Enregistré en mars 1968, Speak Like A Child est intimement (et doublement) lié à la discographie de Miles. Parmi les six compositions originelles, celles-ci ont toutes été écrites par Hancock, à l'exception de First Trip, composée par l'inamovible Ron Carter, contrebassiste du quintet de Miles. Or trois titres ont déjà été joués par ce même quintet auparavant : le morceau éponyme quelques semaines plus tôt en janvier (mais qui ne sera disponible que sur le coffret The Complete Studio Recordings of The Miles Davis Quintet 1965–1968), et The Sorcerer et Riot disponibles respectivement l'année précédente sur l'album éponyme et Nefertiti de Miles.

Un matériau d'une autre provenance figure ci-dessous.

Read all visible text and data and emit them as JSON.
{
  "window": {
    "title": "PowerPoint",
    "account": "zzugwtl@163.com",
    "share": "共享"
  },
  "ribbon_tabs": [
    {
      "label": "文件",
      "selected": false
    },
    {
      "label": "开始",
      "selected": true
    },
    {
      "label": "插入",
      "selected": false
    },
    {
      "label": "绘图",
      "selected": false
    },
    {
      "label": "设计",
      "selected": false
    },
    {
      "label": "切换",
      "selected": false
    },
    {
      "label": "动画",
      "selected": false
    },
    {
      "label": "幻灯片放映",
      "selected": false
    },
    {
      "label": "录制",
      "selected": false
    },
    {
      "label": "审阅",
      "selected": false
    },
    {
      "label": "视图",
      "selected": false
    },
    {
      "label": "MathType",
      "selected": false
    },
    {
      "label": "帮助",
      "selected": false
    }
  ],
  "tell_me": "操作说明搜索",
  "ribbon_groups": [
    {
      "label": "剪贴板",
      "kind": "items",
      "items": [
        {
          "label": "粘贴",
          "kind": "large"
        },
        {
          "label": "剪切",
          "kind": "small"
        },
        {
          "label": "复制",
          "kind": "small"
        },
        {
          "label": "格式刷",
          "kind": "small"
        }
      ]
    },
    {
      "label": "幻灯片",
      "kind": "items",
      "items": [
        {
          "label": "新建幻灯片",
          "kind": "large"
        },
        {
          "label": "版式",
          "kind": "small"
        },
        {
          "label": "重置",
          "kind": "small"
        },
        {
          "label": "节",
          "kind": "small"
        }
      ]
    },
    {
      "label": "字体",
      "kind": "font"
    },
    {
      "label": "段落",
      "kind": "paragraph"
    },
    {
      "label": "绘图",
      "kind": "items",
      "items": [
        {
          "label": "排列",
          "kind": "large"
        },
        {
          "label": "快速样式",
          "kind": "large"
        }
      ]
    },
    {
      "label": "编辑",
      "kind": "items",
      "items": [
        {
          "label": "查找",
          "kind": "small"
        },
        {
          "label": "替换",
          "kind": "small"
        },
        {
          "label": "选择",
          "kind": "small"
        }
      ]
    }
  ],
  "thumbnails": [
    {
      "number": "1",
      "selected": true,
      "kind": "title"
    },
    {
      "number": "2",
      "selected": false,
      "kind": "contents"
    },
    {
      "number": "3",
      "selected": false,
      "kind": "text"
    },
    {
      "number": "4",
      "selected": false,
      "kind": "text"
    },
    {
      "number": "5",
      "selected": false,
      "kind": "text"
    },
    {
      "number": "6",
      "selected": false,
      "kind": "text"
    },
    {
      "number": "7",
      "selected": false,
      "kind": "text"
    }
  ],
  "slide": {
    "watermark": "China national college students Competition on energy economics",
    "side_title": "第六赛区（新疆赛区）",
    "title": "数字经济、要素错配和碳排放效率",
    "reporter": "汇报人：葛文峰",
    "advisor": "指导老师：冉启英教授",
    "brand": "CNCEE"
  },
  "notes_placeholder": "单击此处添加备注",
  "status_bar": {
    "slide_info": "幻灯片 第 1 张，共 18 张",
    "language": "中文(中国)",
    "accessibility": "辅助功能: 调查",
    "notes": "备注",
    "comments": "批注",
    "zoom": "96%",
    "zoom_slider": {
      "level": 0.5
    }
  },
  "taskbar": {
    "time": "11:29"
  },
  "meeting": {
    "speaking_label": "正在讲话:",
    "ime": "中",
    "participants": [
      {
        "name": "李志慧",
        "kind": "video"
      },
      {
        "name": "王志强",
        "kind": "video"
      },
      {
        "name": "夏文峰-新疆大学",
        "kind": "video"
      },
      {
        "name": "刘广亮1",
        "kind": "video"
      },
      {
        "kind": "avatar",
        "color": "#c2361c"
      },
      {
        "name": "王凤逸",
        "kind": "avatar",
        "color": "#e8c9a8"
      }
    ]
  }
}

Quid dès lors entre ces enregistrements passés et ce nouvel album ? Le lyrisme. Hancock s'inspire ouvertement de l'ancien comparse de Miles, Gil Evans, tant par les harmonies que par le choix de ces sidemen. Menée par une section cuivre étoffée [2], Thad Jones au Bugle, Peter Phillips au basse trombone et Jerry Dodgion à la flute alto [3], la formation évoque à la fois celle de Point of View (1963) et le travail de l'arrangeur de Miles Ahead (1957). Speak Like A Child offre ainsi au pianiste l'occasion d’expérimenter davantage avec comme fils conducteurs l'enfance, la spontanéité et la pureté.

Un des albums les plus subtils et mélodieux de son auteur.





Habitué de ces lieux, le groupe instrumental transalpin Lento aura eu une double actualité l'année dernière : en mars un album live, intitulé sobrement Live Recording 8.10.11, véritable condensé de leur puissance scénique, puis le 26 octobre la sortie de leur troisième album studio.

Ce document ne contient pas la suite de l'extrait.